Reputation: 21
I have a project running live for couple of years and it uses plain JDBC.
Now I have to implement a small module for which I am considering Hibernate. I configured Hibernate (hibernate-cfg.xml) and it's up and running.
So I have DB properties defined in two places oracle-ds.xml and hibernate-cfg.xml
Upvotes: 2
Views: 1076
Reputation: 570355
Is that OK to mix jdbc, hibernate in a single application, if not what are the issues?
It's doable but you need to take some precautions:
Do I need to configure "connection pool" in hibernate configuration and also in oracle-ds.xml
I would configure Hibernate to use the app server connection pool (see the Hibernate Datasource Properties).
I thought of configuring hibernate using JNDI but that needs mbean, HAR thats extra work and this new module is going to be used rarely. OR Should I make it as an jboss service so that connection pooling is handled by container?
You don't need to use a JBoss service or to use a HAR to use connection pooliong, see the above link. And I wouldn't bother with that for now, this is very low priority stuff in my opinion. First, bootstrap a first prototype, see how it fit with your existing code, what needs to be changed, etc.
Upvotes: 1
Reputation: 6317
We've mixed the two in the same application with no problems. I set the server to manage the connection pool so they end up getting shared between the JDBC code and hibernate code.
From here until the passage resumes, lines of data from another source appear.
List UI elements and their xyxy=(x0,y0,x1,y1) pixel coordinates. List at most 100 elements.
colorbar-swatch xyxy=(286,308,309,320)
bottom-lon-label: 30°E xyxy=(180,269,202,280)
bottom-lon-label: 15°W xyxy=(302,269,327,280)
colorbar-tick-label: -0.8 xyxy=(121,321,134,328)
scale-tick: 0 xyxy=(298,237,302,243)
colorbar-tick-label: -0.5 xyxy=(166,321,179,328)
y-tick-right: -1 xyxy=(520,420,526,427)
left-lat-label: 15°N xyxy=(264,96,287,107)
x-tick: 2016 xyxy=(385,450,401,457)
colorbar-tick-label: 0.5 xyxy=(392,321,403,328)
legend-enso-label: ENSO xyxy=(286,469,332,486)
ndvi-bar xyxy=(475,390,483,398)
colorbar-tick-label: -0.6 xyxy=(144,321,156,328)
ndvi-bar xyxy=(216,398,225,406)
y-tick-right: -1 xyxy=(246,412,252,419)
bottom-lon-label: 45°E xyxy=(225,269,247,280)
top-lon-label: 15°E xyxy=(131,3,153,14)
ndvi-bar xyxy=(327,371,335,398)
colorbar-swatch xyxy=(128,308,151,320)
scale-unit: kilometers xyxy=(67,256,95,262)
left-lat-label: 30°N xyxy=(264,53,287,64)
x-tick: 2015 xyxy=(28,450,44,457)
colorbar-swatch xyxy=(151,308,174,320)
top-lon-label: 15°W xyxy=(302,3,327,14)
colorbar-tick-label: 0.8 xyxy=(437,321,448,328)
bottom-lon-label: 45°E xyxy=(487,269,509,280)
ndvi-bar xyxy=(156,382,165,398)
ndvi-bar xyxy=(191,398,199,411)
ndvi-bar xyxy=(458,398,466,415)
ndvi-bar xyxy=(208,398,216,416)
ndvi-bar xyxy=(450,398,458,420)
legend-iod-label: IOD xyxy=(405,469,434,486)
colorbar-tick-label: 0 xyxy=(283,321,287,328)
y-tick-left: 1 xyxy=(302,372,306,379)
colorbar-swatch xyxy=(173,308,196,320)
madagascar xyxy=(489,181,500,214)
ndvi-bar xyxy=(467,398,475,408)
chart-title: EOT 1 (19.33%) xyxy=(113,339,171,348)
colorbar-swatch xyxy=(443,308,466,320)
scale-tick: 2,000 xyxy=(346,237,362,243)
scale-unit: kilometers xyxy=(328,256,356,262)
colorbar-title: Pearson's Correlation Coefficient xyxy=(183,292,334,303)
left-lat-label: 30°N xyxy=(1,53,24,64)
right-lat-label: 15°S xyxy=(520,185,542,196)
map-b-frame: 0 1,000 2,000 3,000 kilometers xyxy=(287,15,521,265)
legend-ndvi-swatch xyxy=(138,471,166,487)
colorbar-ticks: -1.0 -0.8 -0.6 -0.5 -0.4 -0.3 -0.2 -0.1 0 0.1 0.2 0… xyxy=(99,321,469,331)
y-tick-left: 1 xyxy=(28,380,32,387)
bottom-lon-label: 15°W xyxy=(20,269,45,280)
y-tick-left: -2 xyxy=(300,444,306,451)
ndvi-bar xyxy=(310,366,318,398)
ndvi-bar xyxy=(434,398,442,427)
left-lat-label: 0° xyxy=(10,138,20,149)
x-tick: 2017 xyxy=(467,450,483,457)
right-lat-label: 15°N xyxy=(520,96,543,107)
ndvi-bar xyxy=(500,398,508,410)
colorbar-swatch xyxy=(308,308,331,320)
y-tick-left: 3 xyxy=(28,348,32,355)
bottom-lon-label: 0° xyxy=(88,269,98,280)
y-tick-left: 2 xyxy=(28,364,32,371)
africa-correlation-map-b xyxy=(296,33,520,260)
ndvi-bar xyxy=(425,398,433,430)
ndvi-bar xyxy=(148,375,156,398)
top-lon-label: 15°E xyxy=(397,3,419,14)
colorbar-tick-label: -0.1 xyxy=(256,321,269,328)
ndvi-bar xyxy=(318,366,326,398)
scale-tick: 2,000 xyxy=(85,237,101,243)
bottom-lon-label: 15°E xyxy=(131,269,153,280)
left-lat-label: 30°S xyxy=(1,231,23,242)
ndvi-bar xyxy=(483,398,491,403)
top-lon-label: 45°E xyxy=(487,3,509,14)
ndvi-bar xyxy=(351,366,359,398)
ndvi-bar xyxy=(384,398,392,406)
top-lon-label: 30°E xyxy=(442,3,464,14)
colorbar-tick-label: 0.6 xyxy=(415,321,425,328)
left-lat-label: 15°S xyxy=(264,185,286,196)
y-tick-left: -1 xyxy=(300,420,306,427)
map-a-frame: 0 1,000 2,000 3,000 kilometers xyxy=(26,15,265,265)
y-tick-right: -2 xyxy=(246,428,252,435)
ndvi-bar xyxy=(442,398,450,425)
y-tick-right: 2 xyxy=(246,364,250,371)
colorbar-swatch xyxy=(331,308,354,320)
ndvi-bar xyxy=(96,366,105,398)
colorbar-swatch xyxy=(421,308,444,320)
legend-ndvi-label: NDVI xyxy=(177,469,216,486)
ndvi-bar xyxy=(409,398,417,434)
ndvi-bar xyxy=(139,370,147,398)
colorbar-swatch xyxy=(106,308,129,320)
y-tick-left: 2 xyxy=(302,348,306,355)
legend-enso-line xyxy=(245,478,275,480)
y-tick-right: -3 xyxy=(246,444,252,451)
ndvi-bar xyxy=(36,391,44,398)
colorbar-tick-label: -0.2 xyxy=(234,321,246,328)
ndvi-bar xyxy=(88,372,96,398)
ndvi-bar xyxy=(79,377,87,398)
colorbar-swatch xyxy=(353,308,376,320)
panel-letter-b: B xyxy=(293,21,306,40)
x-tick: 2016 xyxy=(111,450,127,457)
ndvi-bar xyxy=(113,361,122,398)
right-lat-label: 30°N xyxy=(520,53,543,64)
One thing you do have to keep in mind is hibernate caches the data in memory, so if you change a hibernate table directly, the application will still keep seeing the old data that's in the cache. If you turn off the cache, it takes a big performance hit. It saves you coding but you lose a lot in flexibility. It's difficult to integrate with other applications through the database and do things like replication between sites.